Tokyo (Japan), March 16 (ANI): When it comes to cell kinds, stem cells essentially have limitless potential. These self-renewing cells, which may give birth to every cell type in the body, live in niches, which are specialized microenvironments. The characteristics of the neural Representative Image stem cell niche, the brain’s home for stem cells, have recently received new insight from researchers in Japan.
New research from the Tokyo Medical and Dental University (TMDU) examined the effects of hypoxic (low oxygen) conditions on the brain stem cell niche during development.

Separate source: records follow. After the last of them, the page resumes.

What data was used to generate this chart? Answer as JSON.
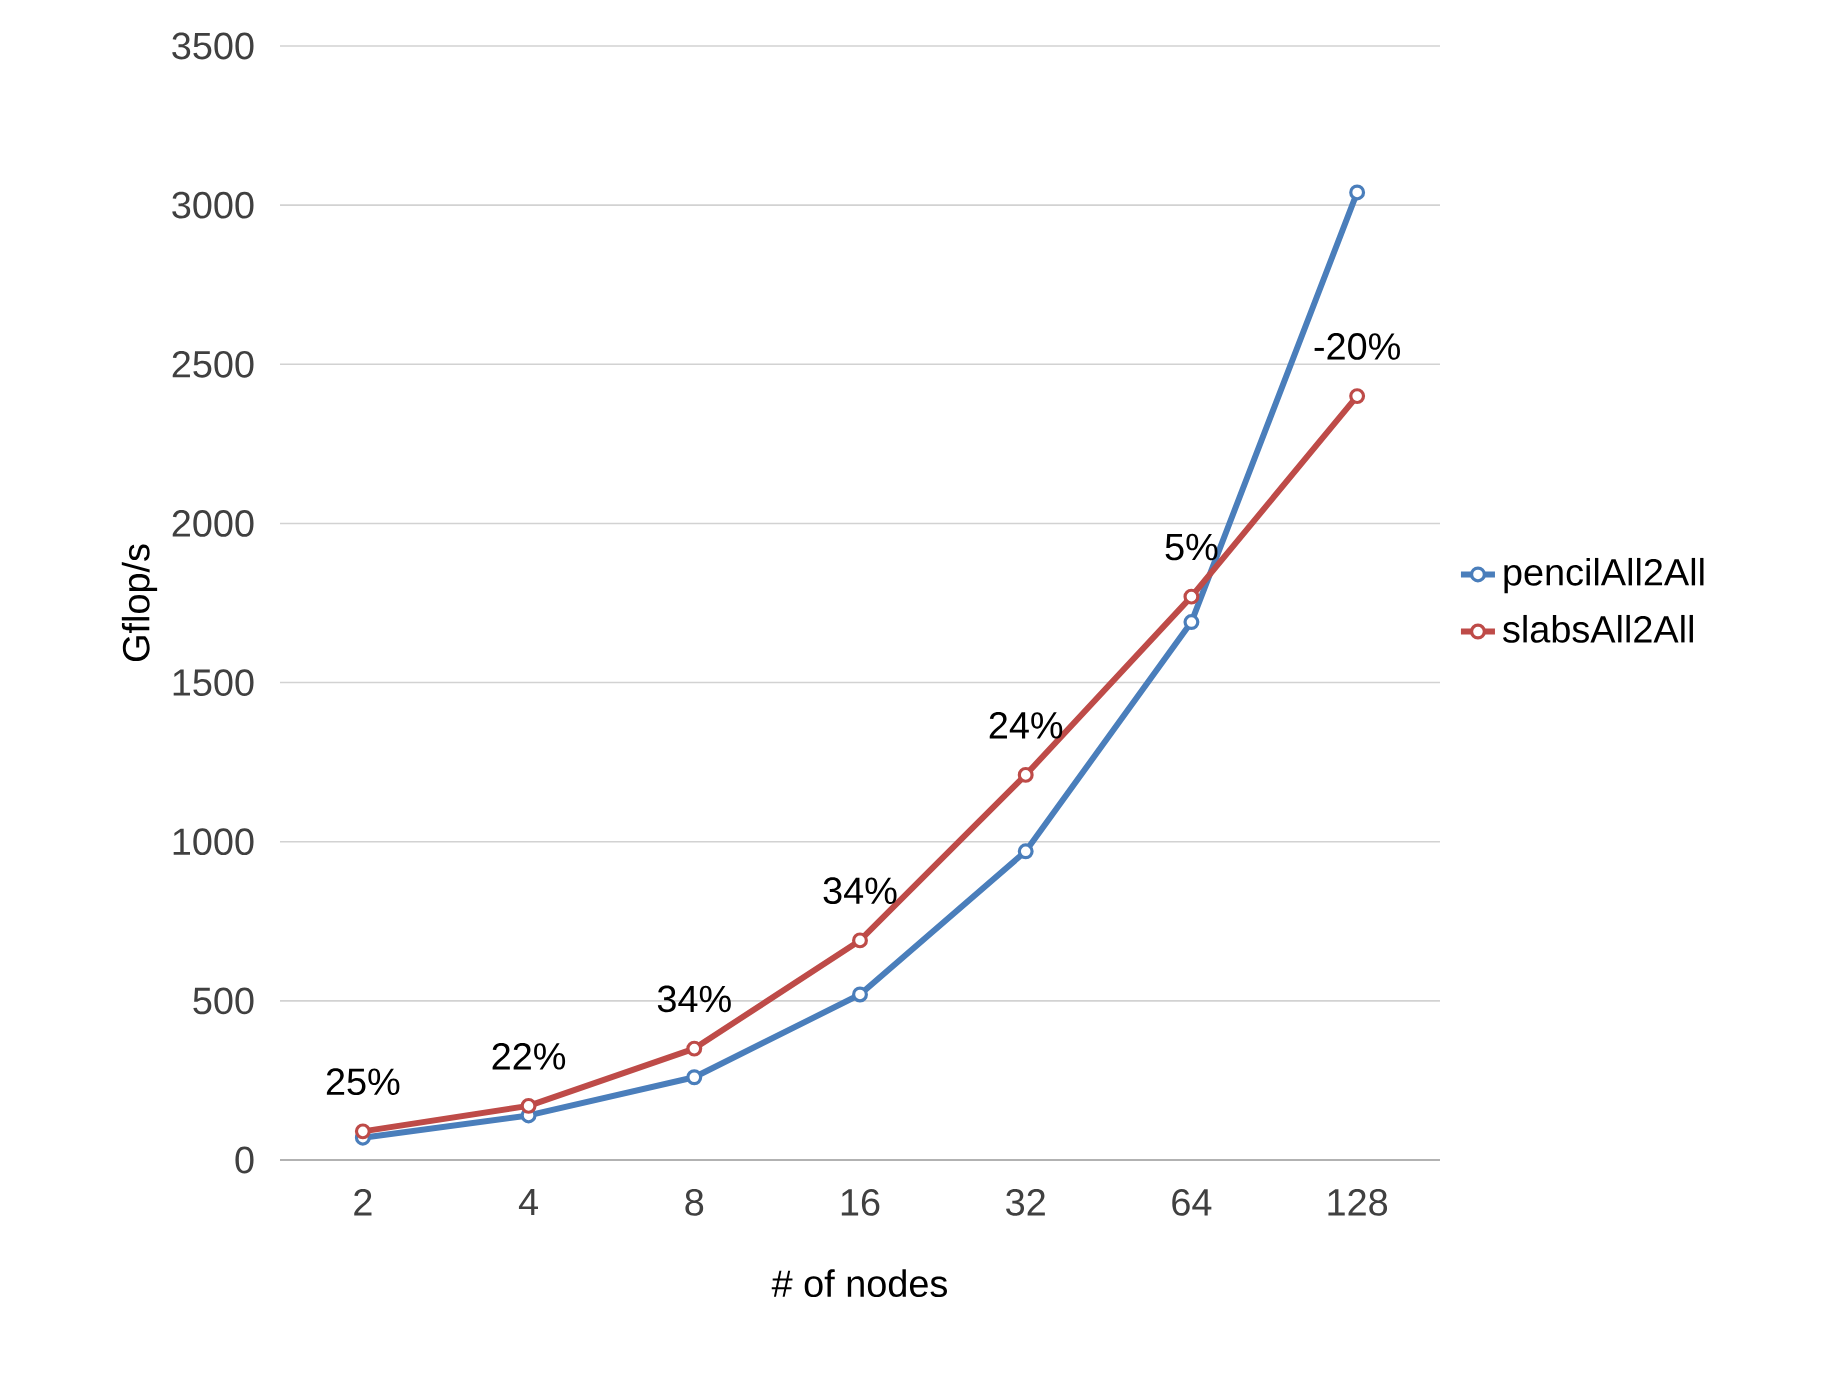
{
  "chart_data": {
    "type": "line",
    "xlabel": "# of nodes",
    "ylabel": "Gflop/s",
    "categories": [
      "2",
      "4",
      "8",
      "16",
      "32",
      "64",
      "128"
    ],
    "series": [
      {
        "name": "pencilAll2All",
        "color": "#4a7ebb",
        "values": [
          70,
          140,
          260,
          520,
          970,
          1690,
          3040
        ]
      },
      {
        "name": "slabsAll2All",
        "color": "#be4b48",
        "values": [
          90,
          170,
          350,
          690,
          1210,
          1770,
          2400
        ]
      }
    ],
    "ylim": [
      0,
      3500
    ],
    "yticks": [
      0,
      500,
      1000,
      1500,
      2000,
      2500,
      3000,
      3500
    ],
    "grid": "y",
    "legend": "right",
    "marker": "circle",
    "line_style": "solid",
    "annotations": [
      {
        "text": "25%",
        "x": "2",
        "y": 90
      },
      {
        "text": "22%",
        "x": "4",
        "y": 170
      },
      {
        "text": "34%",
        "x": "8",
        "y": 350
      },
      {
        "text": "34%",
        "x": "16",
        "y": 690
      },
      {
        "text": "24%",
        "x": "32",
        "y": 1210
      },
      {
        "text": "5%",
        "x": "64",
        "y": 1770
      },
      {
        "text": "-20%",
        "x": "128",
        "y": 2400
      }
    ]
  }
}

The brain and nerve system’s cells are derived from neural stem and progenitor cells (NPSCs). It is well known that NSPCs live in a hypoxic niche, which means that their oxygen content is lower than that of the tissues around them. It is not completely obvious how NSPCs retain their position within this niche or its makeup. The TMDU-led study team used a cell culture model of NSPCs isolated from the forebrains of embryonic mice to explore the impacts of low oxygen conditions within the neural stem cell niche. Under low-oxygen and high-oxygen circumstances, they cultured these cells into neurospheres, or free-floating stem cell groups.

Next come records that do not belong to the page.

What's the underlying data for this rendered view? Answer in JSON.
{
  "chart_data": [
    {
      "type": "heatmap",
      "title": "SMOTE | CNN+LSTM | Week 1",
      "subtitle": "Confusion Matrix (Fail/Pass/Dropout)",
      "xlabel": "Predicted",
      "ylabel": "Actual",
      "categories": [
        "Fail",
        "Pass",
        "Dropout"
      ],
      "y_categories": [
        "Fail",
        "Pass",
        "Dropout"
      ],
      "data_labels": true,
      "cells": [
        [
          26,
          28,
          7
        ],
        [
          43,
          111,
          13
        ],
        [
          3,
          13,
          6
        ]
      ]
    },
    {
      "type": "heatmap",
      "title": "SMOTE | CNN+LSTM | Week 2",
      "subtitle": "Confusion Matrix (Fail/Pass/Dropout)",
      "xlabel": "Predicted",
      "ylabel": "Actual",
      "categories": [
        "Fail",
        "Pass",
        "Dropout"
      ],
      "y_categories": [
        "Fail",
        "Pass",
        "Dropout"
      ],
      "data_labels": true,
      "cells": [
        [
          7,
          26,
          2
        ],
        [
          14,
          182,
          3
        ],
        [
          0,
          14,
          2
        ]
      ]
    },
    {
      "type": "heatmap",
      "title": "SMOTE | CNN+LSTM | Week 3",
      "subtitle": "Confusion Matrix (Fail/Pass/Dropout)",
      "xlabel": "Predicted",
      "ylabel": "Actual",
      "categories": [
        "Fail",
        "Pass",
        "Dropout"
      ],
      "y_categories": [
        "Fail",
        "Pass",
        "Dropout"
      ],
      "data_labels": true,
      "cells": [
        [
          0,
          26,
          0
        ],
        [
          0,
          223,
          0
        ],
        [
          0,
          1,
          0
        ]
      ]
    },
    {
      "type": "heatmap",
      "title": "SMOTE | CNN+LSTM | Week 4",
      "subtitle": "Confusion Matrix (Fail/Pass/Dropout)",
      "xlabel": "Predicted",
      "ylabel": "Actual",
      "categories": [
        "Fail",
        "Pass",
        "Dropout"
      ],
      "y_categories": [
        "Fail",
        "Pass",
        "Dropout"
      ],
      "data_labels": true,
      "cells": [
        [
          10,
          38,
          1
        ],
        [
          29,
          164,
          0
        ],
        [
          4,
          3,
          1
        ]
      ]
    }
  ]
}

The co-lead author of the research, Taichi Kashiwagi, says that the findings were “striking,” with considerably more neurosphere development being seen under hypoxic circumstances as compared to normoxic conditions. “This prompted us to investigate the variables that affect the survival and growth of NSPCs in hypoxic environments.
Vascular endothelial growth factor-A (VEGF-A) was considered by the experts as a possible candidate. The number of neurospheres that formed in the NSPC cultures was greatly boosted when the study team added VEGF-A. On the other hand, the rise in neurosphere development under low oxygen circumstances was reduced by blocking VEGF-A with a drug inhibitor. Additionally, it was discovered that reduced oxygen levels increased the production of VEGF-A in NSPCs.

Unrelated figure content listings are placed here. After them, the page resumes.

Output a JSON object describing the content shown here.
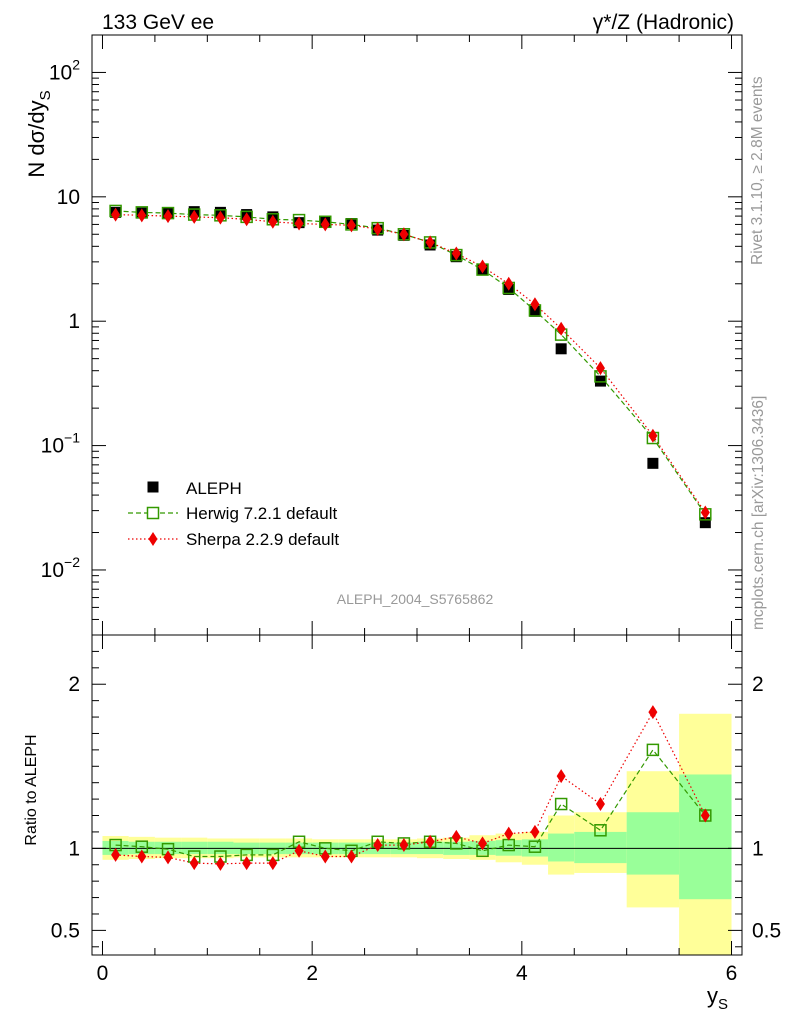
{
  "header": {
    "left": "133 GeV ee",
    "right": "γ*/Z (Hadronic)"
  },
  "side_labels": {
    "rivet": "Rivet 3.1.10, ≥ 2.8M events",
    "mcplots": "mcplots.cern.ch [arXiv:1306.3436]"
  },
  "watermark": "ALEPH_2004_S5765862",
  "chart_data": [
    {
      "type": "scatter",
      "title": "",
      "ylabel": "N dσ/dy_S",
      "xlabel": "",
      "yscale": "log",
      "xlim": [
        -0.1,
        6.1
      ],
      "ylim": [
        0.003,
        200
      ],
      "y_ticks": [
        {
          "value": 0.01,
          "base": "10",
          "exp": "−2"
        },
        {
          "value": 0.1,
          "base": "10",
          "exp": "−1"
        },
        {
          "value": 1,
          "base": "1",
          "exp": ""
        },
        {
          "value": 10,
          "base": "10",
          "exp": ""
        },
        {
          "value": 100,
          "base": "10",
          "exp": "2"
        }
      ],
      "legend_position": "bottom-left",
      "x": [
        0.125,
        0.375,
        0.625,
        0.875,
        1.125,
        1.375,
        1.625,
        1.875,
        2.125,
        2.375,
        2.625,
        2.875,
        3.125,
        3.375,
        3.625,
        3.875,
        4.125,
        4.375,
        4.75,
        5.25,
        5.75
      ],
      "series": [
        {
          "name": "ALEPH",
          "color": "#000000",
          "marker": "square",
          "values": [
            7.5,
            7.4,
            7.4,
            7.6,
            7.5,
            7.2,
            6.9,
            6.2,
            6.3,
            6.1,
            5.4,
            4.9,
            4.1,
            3.3,
            2.6,
            1.8,
            1.2,
            0.6,
            0.33,
            0.072,
            0.024
          ]
        },
        {
          "name": "Herwig 7.2.1 default",
          "color": "#339900",
          "marker": "open-square",
          "line": "dashed",
          "values": [
            7.7,
            7.5,
            7.4,
            7.2,
            7.1,
            6.9,
            6.6,
            6.5,
            6.3,
            6.0,
            5.6,
            5.0,
            4.3,
            3.4,
            2.6,
            1.85,
            1.22,
            0.78,
            0.36,
            0.115,
            0.028
          ]
        },
        {
          "name": "Sherpa 2.2.9 default",
          "color": "#ee0000",
          "marker": "diamond",
          "line": "dotted",
          "values": [
            7.2,
            7.1,
            7.0,
            6.9,
            6.8,
            6.6,
            6.3,
            6.1,
            6.0,
            5.9,
            5.5,
            5.0,
            4.3,
            3.5,
            2.75,
            2.0,
            1.37,
            0.87,
            0.42,
            0.12,
            0.029
          ]
        }
      ]
    },
    {
      "type": "scatter",
      "title": "",
      "ylabel": "Ratio to ALEPH",
      "xlabel": "y_S",
      "xlim": [
        -0.1,
        6.1
      ],
      "ylim": [
        0.35,
        2.3
      ],
      "x_ticks": [
        0,
        2,
        4,
        6
      ],
      "y_ticks": [
        0.5,
        1,
        2
      ],
      "x_edges": [
        0,
        0.25,
        0.5,
        0.75,
        1.0,
        1.25,
        1.5,
        1.75,
        2.0,
        2.25,
        2.5,
        2.75,
        3.0,
        3.25,
        3.5,
        3.75,
        4.0,
        4.25,
        4.5,
        5.0,
        5.5,
        6.0
      ],
      "band_stat_lo": [
        0.96,
        0.965,
        0.965,
        0.965,
        0.965,
        0.965,
        0.965,
        0.965,
        0.965,
        0.965,
        0.965,
        0.965,
        0.965,
        0.96,
        0.96,
        0.955,
        0.95,
        0.92,
        0.91,
        0.84,
        0.69
      ],
      "band_stat_hi": [
        1.045,
        1.04,
        1.04,
        1.04,
        1.04,
        1.035,
        1.035,
        1.035,
        1.035,
        1.035,
        1.035,
        1.035,
        1.04,
        1.04,
        1.045,
        1.05,
        1.055,
        1.09,
        1.1,
        1.22,
        1.45
      ],
      "band_tot_lo": [
        0.93,
        0.935,
        0.94,
        0.94,
        0.94,
        0.945,
        0.945,
        0.945,
        0.945,
        0.945,
        0.945,
        0.945,
        0.94,
        0.935,
        0.93,
        0.915,
        0.9,
        0.84,
        0.85,
        0.64,
        0.35
      ],
      "band_tot_hi": [
        1.075,
        1.07,
        1.065,
        1.065,
        1.06,
        1.06,
        1.06,
        1.06,
        1.055,
        1.055,
        1.055,
        1.055,
        1.06,
        1.065,
        1.08,
        1.09,
        1.1,
        1.2,
        1.22,
        1.47,
        1.82
      ],
      "band_colors": {
        "total": "#ffff99",
        "stat": "#99ff99"
      },
      "x": [
        0.125,
        0.375,
        0.625,
        0.875,
        1.125,
        1.375,
        1.625,
        1.875,
        2.125,
        2.375,
        2.625,
        2.875,
        3.125,
        3.375,
        3.625,
        3.875,
        4.125,
        4.375,
        4.75,
        5.25,
        5.75
      ],
      "series": [
        {
          "name": "Herwig 7.2.1 default",
          "color": "#339900",
          "marker": "open-square",
          "line": "dashed",
          "values": [
            1.02,
            1.01,
            0.995,
            0.95,
            0.95,
            0.96,
            0.96,
            1.04,
            1.0,
            0.985,
            1.04,
            1.03,
            1.04,
            1.03,
            0.985,
            1.02,
            1.01,
            1.27,
            1.11,
            1.6,
            1.2
          ]
        },
        {
          "name": "Sherpa 2.2.9 default",
          "color": "#ee0000",
          "marker": "diamond",
          "line": "dotted",
          "values": [
            0.96,
            0.95,
            0.945,
            0.91,
            0.905,
            0.91,
            0.91,
            0.985,
            0.95,
            0.95,
            1.02,
            1.02,
            1.04,
            1.07,
            1.03,
            1.09,
            1.1,
            1.44,
            1.27,
            1.83,
            1.2
          ]
        }
      ]
    }
  ]
}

Tetsuya Taga, the lead author, reports that they discovered that NSPCs treated with VEGF-A displayed decreased rates of cell death and enhanced cell proliferation. In reduced oxygen environments, VEGF-A is a factor that “appears to contribute to NSPC maintenance.” These results suggest that under hypoxic circumstances, NSPCs produce VEGF-A that contributes to the maintenance of their own population. These findings provide novel insight into the makeup of the neural stem cell niche during development and may lay the groundwork for future research on the self-organization of the hypoxic niche, even though other variables may also play a role in NSPC maintenance.